1. Ah, I missed the bit about the language being infinitary. But it won't be a run-of-the-mill infinitary language, essentially each structure $\mathcal{A}$ of cardinality $\kappa$ will be described by a formula in $\mathcal{L}_{\kappa^+,\kappa^+}$. What is then the residual advantage over taking $\mathcal{A}$ itself as a representative of its own isomorphism type?

3. Hi Aldo,

Yes, the formula is like a huge conjunction of the elementary diagram.

The idea is to get an explication of possible worlds out of this. I take one of these propositional functions, and apply it to a sequence of relations (Fregean intensions), giving a proposition that ....blah-blah.
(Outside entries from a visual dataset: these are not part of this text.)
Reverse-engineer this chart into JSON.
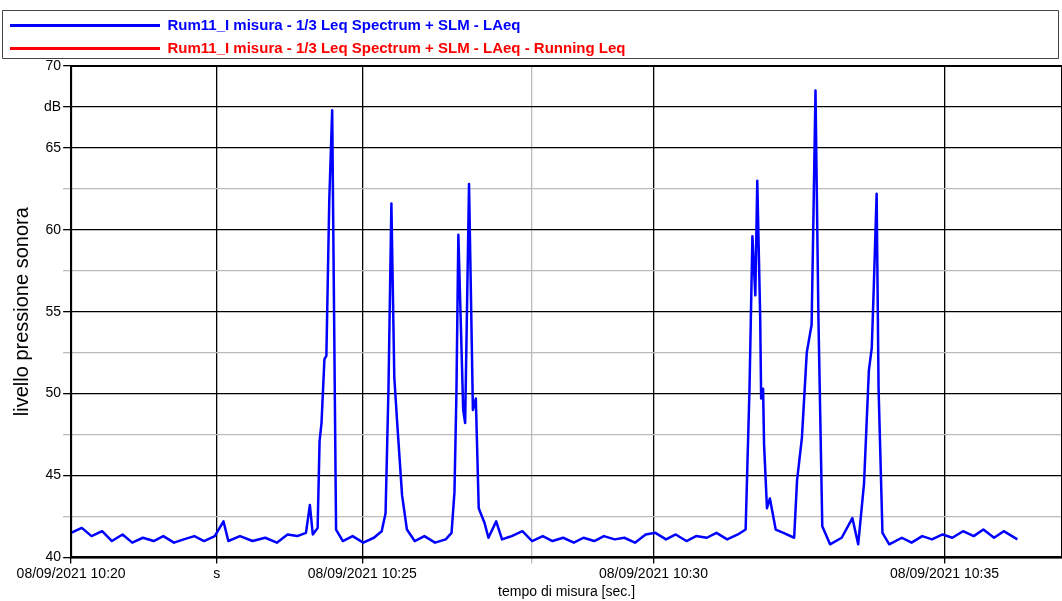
{
  "chart_data": {
    "type": "line",
    "ylabel": "livello pressione sonora",
    "xlabel": "tempo di misura [sec.]",
    "x": [
      "2021-09-08T10:20:00",
      "2021-09-08T10:20:11",
      "2021-09-08T10:20:21",
      "2021-09-08T10:20:32",
      "2021-09-08T10:20:42",
      "2021-09-08T10:20:53",
      "2021-09-08T10:21:03",
      "2021-09-08T10:21:14",
      "2021-09-08T10:21:25",
      "2021-09-08T10:21:35",
      "2021-09-08T10:21:46",
      "2021-09-08T10:21:56",
      "2021-09-08T10:22:07",
      "2021-09-08T10:22:17",
      "2021-09-08T10:22:28",
      "2021-09-08T10:22:37",
      "2021-09-08T10:22:42",
      "2021-09-08T10:22:54",
      "2021-09-08T10:23:07",
      "2021-09-08T10:23:20",
      "2021-09-08T10:23:32",
      "2021-09-08T10:23:43",
      "2021-09-08T10:23:53",
      "2021-09-08T10:24:02",
      "2021-09-08T10:24:06",
      "2021-09-08T10:24:09",
      "2021-09-08T10:24:14",
      "2021-09-08T10:24:16",
      "2021-09-08T10:24:18",
      "2021-09-08T10:24:21",
      "2021-09-08T10:24:23",
      "2021-09-08T10:24:26",
      "2021-09-08T10:24:29",
      "2021-09-08T10:24:33",
      "2021-09-08T10:24:40",
      "2021-09-08T10:24:50",
      "2021-09-08T10:25:01",
      "2021-09-08T10:25:12",
      "2021-09-08T10:25:20",
      "2021-09-08T10:25:24",
      "2021-09-08T10:25:27",
      "2021-09-08T10:25:30",
      "2021-09-08T10:25:33",
      "2021-09-08T10:25:36",
      "2021-09-08T10:25:41",
      "2021-09-08T10:25:46",
      "2021-09-08T10:25:54",
      "2021-09-08T10:26:04",
      "2021-09-08T10:26:15",
      "2021-09-08T10:26:26",
      "2021-09-08T10:26:32",
      "2021-09-08T10:26:35",
      "2021-09-08T10:26:37",
      "2021-09-08T10:26:39",
      "2021-09-08T10:26:44",
      "2021-09-08T10:26:46",
      "2021-09-08T10:26:50",
      "2021-09-08T10:26:54",
      "2021-09-08T10:26:57",
      "2021-09-08T10:27:00",
      "2021-09-08T10:27:06",
      "2021-09-08T10:27:10",
      "2021-09-08T10:27:18",
      "2021-09-08T10:27:24",
      "2021-09-08T10:27:34",
      "2021-09-08T10:27:45",
      "2021-09-08T10:27:55",
      "2021-09-08T10:28:06",
      "2021-09-08T10:28:16",
      "2021-09-08T10:28:27",
      "2021-09-08T10:28:38",
      "2021-09-08T10:28:48",
      "2021-09-08T10:28:59",
      "2021-09-08T10:29:09",
      "2021-09-08T10:29:20",
      "2021-09-08T10:29:30",
      "2021-09-08T10:29:41",
      "2021-09-08T10:29:52",
      "2021-09-08T10:30:02",
      "2021-09-08T10:30:13",
      "2021-09-08T10:30:23",
      "2021-09-08T10:30:34",
      "2021-09-08T10:30:44",
      "2021-09-08T10:30:55",
      "2021-09-08T10:31:05",
      "2021-09-08T10:31:16",
      "2021-09-08T10:31:27",
      "2021-09-08T10:31:35",
      "2021-09-08T10:31:39",
      "2021-09-08T10:31:42",
      "2021-09-08T10:31:45",
      "2021-09-08T10:31:47",
      "2021-09-08T10:31:50",
      "2021-09-08T10:31:51",
      "2021-09-08T10:31:53",
      "2021-09-08T10:31:54",
      "2021-09-08T10:31:57",
      "2021-09-08T10:32:00",
      "2021-09-08T10:32:06",
      "2021-09-08T10:32:14",
      "2021-09-08T10:32:25",
      "2021-09-08T10:32:28",
      "2021-09-08T10:32:33",
      "2021-09-08T10:32:38",
      "2021-09-08T10:32:43",
      "2021-09-08T10:32:45",
      "2021-09-08T10:32:47",
      "2021-09-08T10:32:50",
      "2021-09-08T10:32:54",
      "2021-09-08T10:33:02",
      "2021-09-08T10:33:14",
      "2021-09-08T10:33:25",
      "2021-09-08T10:33:31",
      "2021-09-08T10:33:37",
      "2021-09-08T10:33:42",
      "2021-09-08T10:33:45",
      "2021-09-08T10:33:47",
      "2021-09-08T10:33:50",
      "2021-09-08T10:33:52",
      "2021-09-08T10:33:56",
      "2021-09-08T10:34:03",
      "2021-09-08T10:34:16",
      "2021-09-08T10:34:26",
      "2021-09-08T10:34:37",
      "2021-09-08T10:34:47",
      "2021-09-08T10:34:58",
      "2021-09-08T10:35:08",
      "2021-09-08T10:35:19",
      "2021-09-08T10:35:30",
      "2021-09-08T10:35:40",
      "2021-09-08T10:35:51",
      "2021-09-08T10:36:01",
      "2021-09-08T10:36:15"
    ],
    "series": [
      {
        "name": "Rum11_I misura - 1/3 Leq Spectrum + SLM - LAeq",
        "color": "#0000ff",
        "values": [
          41.5,
          41.8,
          41.3,
          41.6,
          41.0,
          41.4,
          40.9,
          41.2,
          41.0,
          41.3,
          40.9,
          41.1,
          41.3,
          41.0,
          41.3,
          42.2,
          41.0,
          41.3,
          41.0,
          41.2,
          40.9,
          41.4,
          41.3,
          41.5,
          43.2,
          41.4,
          41.8,
          47.1,
          48.2,
          52.1,
          52.3,
          61.8,
          67.3,
          41.7,
          41.0,
          41.3,
          40.9,
          41.2,
          41.6,
          42.7,
          50.3,
          61.6,
          51.0,
          48.2,
          43.8,
          41.7,
          41.0,
          41.3,
          40.9,
          41.1,
          41.5,
          44.0,
          50.0,
          59.7,
          49.0,
          48.2,
          62.8,
          49.0,
          49.7,
          43.0,
          42.1,
          41.2,
          42.2,
          41.1,
          41.3,
          41.6,
          41.0,
          41.3,
          41.0,
          41.2,
          40.9,
          41.2,
          41.0,
          41.3,
          41.1,
          41.2,
          40.9,
          41.4,
          41.5,
          41.1,
          41.4,
          41.0,
          41.3,
          41.2,
          41.5,
          41.1,
          41.4,
          41.7,
          50.3,
          59.6,
          56.0,
          63.0,
          54.7,
          49.7,
          50.3,
          46.9,
          43.0,
          43.6,
          41.7,
          41.5,
          41.2,
          44.7,
          47.3,
          52.5,
          54.2,
          61.2,
          68.5,
          54.7,
          41.9,
          40.8,
          41.2,
          42.4,
          40.8,
          44.5,
          51.4,
          52.8,
          56.4,
          62.2,
          50.3,
          41.5,
          40.8,
          41.2,
          40.9,
          41.3,
          41.1,
          41.4,
          41.2,
          41.6,
          41.3,
          41.7,
          41.2,
          41.6,
          41.1
        ]
      },
      {
        "name": "Rum11_I misura - 1/3 Leq Spectrum + SLM - LAeq - Running Leq",
        "color": "#ff0000",
        "values": [
          null,
          null,
          null,
          null,
          null,
          null,
          null,
          null,
          null,
          null,
          null,
          null,
          null,
          null,
          null,
          null,
          null,
          null,
          null,
          null,
          null,
          null,
          null,
          null,
          null,
          null,
          null,
          null,
          null,
          null,
          null,
          null,
          null,
          null,
          null,
          null,
          null,
          null,
          null,
          null,
          null,
          null,
          null,
          null,
          null,
          null,
          null,
          null,
          null,
          null,
          null,
          null,
          null,
          null,
          null,
          null,
          null,
          null,
          null,
          null,
          null,
          null,
          null,
          null,
          null,
          null,
          null,
          null,
          null,
          null,
          null,
          null,
          null,
          null,
          null,
          null,
          null,
          null,
          null,
          null,
          null,
          null,
          null,
          null,
          null,
          null,
          null,
          null,
          null,
          null,
          null,
          null,
          null,
          null,
          null,
          null,
          null,
          null,
          null,
          null,
          null,
          null,
          null,
          null,
          null,
          null,
          null,
          null,
          null,
          null,
          null,
          null,
          null,
          null,
          null,
          null,
          null,
          null,
          null,
          null,
          null,
          null,
          null,
          null,
          null,
          null,
          null,
          null,
          null,
          null,
          null,
          null,
          null
        ]
      }
    ],
    "xlim": [
      "2021-09-08T10:20:00",
      "2021-09-08T10:37:01"
    ],
    "xticks": [
      {
        "value": "2021-09-08T10:20",
        "label": "08/09/2021 10:20"
      },
      {
        "value": "2021-09-08T10:22:30",
        "label": "s"
      },
      {
        "value": "2021-09-08T10:25",
        "label": "08/09/2021 10:25"
      },
      {
        "value": "2021-09-08T10:27:55",
        "label": null
      },
      {
        "value": "2021-09-08T10:30",
        "label": "08/09/2021 10:30"
      },
      {
        "value": "2021-09-08T10:35",
        "label": "08/09/2021 10:35"
      }
    ],
    "ylim": [
      40,
      70
    ],
    "yticks": [
      40,
      {
        "value": 42.5,
        "label": null
      },
      45,
      {
        "value": 47.5,
        "label": null
      },
      50,
      {
        "value": 52.5,
        "label": null
      },
      55,
      {
        "value": 57.5,
        "label": null
      },
      60,
      {
        "value": 62.5,
        "label": null
      },
      65,
      {
        "value": 67.5,
        "label": "dB"
      },
      70
    ],
    "grid": true,
    "legend": "top",
    "marker": "none",
    "line_style": "solid"
  }
}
But I'm not sure how that would work on the isomorphism-type view of abstract structure? Possible worlds aren't themselves structures or models. But perhaps there's a way of identifying a model for a given possible world, and then considering the isomorphism type. But it seems that this will conflate distinct worlds. I think it will eliminate the "quiddities" of the particular relations.

So, a world w1 where

there are exactly two things x,y and such that Ax, Ay, Rxx, Rxy, -Ryy and -Ryx

where A and R are definite relations amongst concreta, will be conflated with a world w2 where,

there are exactly two things x,y and such that Bx, By, Sxx, Sxy, -Syy and -Six

where B and S are relations amongst concreta, but different from A and R.

This is because they will give rise to the same isomorphism-type.

Cheers,

Jeff

4. Thanks for this clarification, Jeff. I suppose a true structuralist would not care much about the "quiddities", but what do I know?